I wonder if it’s possible to crowdfund a lawyer.
I suppose it would be possible to crowdfund a lawyer. When I did the first lawsuit I did accept donations from SBL members. Got maybe $400. But also got a fairly large sum from SBL founder Paul Lucas. It didn’t go very far.
These sorts of suits are quite expensive. (I think the library spent something like $30,000 defending it—but that’s from memory.)
Well, at least you cost them $30,000
Maybe we could just keep chipping at their funds until it makes more sense for them to just let us instead of having a rule.
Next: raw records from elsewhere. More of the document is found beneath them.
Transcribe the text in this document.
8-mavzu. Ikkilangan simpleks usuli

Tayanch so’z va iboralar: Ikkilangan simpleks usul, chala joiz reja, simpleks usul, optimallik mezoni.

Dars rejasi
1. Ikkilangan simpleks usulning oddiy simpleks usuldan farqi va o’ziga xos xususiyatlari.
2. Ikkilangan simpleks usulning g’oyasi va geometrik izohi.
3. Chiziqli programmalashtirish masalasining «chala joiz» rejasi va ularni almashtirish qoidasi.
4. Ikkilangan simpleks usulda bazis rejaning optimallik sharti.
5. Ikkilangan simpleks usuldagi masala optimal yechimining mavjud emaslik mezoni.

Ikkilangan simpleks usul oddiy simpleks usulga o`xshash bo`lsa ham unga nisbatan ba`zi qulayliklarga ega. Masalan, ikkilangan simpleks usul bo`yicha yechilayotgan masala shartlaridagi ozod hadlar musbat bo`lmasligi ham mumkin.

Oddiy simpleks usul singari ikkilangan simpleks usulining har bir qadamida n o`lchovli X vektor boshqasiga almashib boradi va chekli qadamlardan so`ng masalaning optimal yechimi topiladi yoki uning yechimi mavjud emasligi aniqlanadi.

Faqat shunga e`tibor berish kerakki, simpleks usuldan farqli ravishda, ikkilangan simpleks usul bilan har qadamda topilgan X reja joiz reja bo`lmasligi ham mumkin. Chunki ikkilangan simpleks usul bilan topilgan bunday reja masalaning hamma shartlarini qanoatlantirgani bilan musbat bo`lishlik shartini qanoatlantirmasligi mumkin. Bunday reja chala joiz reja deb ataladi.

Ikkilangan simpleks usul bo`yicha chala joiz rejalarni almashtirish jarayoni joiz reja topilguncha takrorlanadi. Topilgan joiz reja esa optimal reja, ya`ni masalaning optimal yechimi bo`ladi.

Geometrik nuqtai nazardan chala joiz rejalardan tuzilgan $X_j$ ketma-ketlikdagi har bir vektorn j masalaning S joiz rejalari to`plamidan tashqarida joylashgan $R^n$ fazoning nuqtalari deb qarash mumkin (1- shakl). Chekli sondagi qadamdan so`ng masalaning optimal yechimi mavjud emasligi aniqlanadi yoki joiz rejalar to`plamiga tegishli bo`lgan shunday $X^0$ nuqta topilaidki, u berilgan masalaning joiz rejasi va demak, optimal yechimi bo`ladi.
The funny thing is though that they talk about us costing them money if we sue them, they just ended up paying it to spite you instead of compensate some tiny cut. 😉
This just has layers of irony when you think about it. after all, you can’t sue over a tiny cut and you can’t get cuts in a library. So really they paid out thirty grand over decorum.
Hadashi: “Well, at least you cost them $30,000.”
Or, you know, the taxpayers.
I actually pointed out the irony in one of my filings.
“Or, you know, the taxpayers.”
I did not think of that, but wow. That just makes what they were doing worse. You could stock an entire library for that much.
I am trying to work on it from the medical angle, by writing the book on how almost all chronic pain and degeneration stem from poor movement patterns, which are specifically reinforced by shoes, in several ways (changing the default angle of interaction with gravity; reducing mechanical advantage of key hip muscles by shifting weight onto wrong parts of the foot lever; interfering with critical feedback that stimulates core muscles to engage). It should be harder to argue against bare feet if it becomes apparent that shoes are responsible for a sizable chunk of our healthcare crisis, and how many hip and knee replacements and surgeries we’d avoid without them.
My marketing site for it is at http://www.WhatYourDoctorDoesntKnow.info and I’m going to put out a crowdfunding request of my own soon, to help me work on it and make it a credible and citable source. 🙂
That is very interesting, I’d like to read that!